Scientific classification
- Kingdom: Animalia
- Phylum: Platyhelminthes
- Subphylum: Rhabditophora
- Superclass: Neodermata Ehlers, 1985
- Classes: Trematoda; Monogenea; Cestoda;

= Neodermata =

Clade of flatworms

Neodermata is a clade of rhabditophoran flatworms containing the parasitic groups Trematoda, Monogenea and Cestoda.

== Description ==
All neodermatans are parasites, in many groups having a free-swimming larval stage. The most striking feature uniting all neodermatans is that the ciliated epidermis (typical of most flatworms) is cast off in adult worms, being replaced by a syncytium called tegument or neodermis. Other characters found in all neodermatans are related to the anatomy of the protonephridium and the rootlets of epidermal locomotory cilia.

== Relationships with other Platyhelminthes ==
Currently, the monophyly of Neodermata is undisputed, being supported by both morphological and molecular data. It is clear that they evolved from free-living flatworms (turbellarians), but their sister-group was for a long time a matter of debate. The first attempts to reconstruct the phylogeny of flatworms, based on morphological evidence, considered Rhabdocoela to be the sister-group of Neodermata, but this was based on weak morphological similarities and was not supported by molecular studies.

The most recent evidences put the order Bothrioplanida as the sister-group of Neodermata, uniting them in a clade called Bothrioneodermata.

== Internal relationships ==
Many phylogenetic hypotheses have been proposed for the relationships of the major groups which constitute the Neodermata. Caña-Bozada et al. (2025) explored how different molecular markers and datasets influence phylogenetic reconstruction within the Neodermata. They generated 96 unilocus and 9 multilocus phylogenetic trees based on mitochondrial genes (nucleotides and amino acids), as well as nuclear 18S and 28S rRNA genes, using multiple inference programs.
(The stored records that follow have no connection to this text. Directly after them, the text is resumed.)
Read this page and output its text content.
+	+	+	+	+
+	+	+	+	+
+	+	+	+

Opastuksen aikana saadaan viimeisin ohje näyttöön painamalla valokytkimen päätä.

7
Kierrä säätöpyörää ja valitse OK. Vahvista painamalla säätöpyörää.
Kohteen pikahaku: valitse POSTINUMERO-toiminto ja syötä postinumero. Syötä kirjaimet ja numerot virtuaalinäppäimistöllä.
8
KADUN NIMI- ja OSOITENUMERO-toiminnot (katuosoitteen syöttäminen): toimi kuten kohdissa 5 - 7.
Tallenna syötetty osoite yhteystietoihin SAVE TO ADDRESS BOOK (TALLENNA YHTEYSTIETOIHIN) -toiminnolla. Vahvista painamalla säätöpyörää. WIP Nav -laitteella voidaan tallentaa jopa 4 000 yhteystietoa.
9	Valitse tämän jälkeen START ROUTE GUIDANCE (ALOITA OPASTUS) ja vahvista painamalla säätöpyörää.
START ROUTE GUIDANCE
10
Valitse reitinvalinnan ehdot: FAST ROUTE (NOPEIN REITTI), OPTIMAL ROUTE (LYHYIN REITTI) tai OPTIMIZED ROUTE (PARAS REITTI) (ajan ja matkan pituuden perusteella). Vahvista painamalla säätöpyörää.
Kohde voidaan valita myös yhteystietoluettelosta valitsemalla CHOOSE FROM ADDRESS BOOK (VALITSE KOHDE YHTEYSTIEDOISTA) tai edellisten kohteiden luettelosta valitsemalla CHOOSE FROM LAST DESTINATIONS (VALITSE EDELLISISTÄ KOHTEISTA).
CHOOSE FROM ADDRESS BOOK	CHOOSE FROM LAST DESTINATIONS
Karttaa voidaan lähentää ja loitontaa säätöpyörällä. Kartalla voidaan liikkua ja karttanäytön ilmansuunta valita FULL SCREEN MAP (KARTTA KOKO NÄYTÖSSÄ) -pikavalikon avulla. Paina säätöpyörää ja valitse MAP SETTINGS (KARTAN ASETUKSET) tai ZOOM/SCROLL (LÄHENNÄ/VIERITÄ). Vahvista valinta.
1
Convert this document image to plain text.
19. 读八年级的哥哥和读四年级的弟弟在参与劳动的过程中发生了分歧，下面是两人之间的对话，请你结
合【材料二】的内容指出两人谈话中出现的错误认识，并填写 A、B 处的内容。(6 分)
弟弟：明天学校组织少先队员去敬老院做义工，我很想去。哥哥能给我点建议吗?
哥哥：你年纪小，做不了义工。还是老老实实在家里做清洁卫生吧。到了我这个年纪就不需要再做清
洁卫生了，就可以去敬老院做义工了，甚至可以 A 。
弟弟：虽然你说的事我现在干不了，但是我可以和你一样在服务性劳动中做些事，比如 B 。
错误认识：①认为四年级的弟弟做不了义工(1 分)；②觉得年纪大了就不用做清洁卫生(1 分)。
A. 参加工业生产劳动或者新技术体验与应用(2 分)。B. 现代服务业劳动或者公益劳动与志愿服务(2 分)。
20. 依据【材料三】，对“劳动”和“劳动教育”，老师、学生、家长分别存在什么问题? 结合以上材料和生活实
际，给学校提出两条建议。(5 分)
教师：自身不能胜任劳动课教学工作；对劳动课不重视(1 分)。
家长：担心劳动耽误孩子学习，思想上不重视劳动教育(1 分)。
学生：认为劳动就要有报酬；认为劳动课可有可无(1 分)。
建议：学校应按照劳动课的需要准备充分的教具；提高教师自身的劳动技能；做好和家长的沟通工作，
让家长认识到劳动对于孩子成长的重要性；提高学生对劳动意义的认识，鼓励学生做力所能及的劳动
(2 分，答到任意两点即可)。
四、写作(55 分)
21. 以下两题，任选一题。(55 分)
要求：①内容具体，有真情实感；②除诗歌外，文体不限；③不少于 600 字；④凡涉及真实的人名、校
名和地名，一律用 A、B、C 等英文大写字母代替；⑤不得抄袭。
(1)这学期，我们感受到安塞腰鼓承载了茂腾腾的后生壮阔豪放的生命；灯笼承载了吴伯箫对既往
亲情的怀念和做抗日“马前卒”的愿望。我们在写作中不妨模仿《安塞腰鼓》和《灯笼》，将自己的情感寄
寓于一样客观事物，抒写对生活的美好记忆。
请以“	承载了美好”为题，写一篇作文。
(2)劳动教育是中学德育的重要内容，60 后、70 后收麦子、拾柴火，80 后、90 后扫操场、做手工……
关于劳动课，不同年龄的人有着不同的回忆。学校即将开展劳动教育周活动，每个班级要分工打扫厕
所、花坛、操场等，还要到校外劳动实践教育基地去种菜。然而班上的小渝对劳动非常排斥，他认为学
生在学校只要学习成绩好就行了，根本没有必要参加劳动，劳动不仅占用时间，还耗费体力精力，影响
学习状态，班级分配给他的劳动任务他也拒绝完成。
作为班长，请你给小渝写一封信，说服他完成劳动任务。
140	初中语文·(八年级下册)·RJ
Their analyses showed that individual genes often lead to conflicting topologies, and that only certain gene combinations (especially multilocus mitochondrial or mitochondrial + rRNA) yielded more consistent support for the monophyly of the major Neodermata lineages. The monophyly of the Cestoda, Trematoda, Monopisthocotylea and Polyopisthocotylea were found in most analyses, but the monophyly of the Monogenea was not.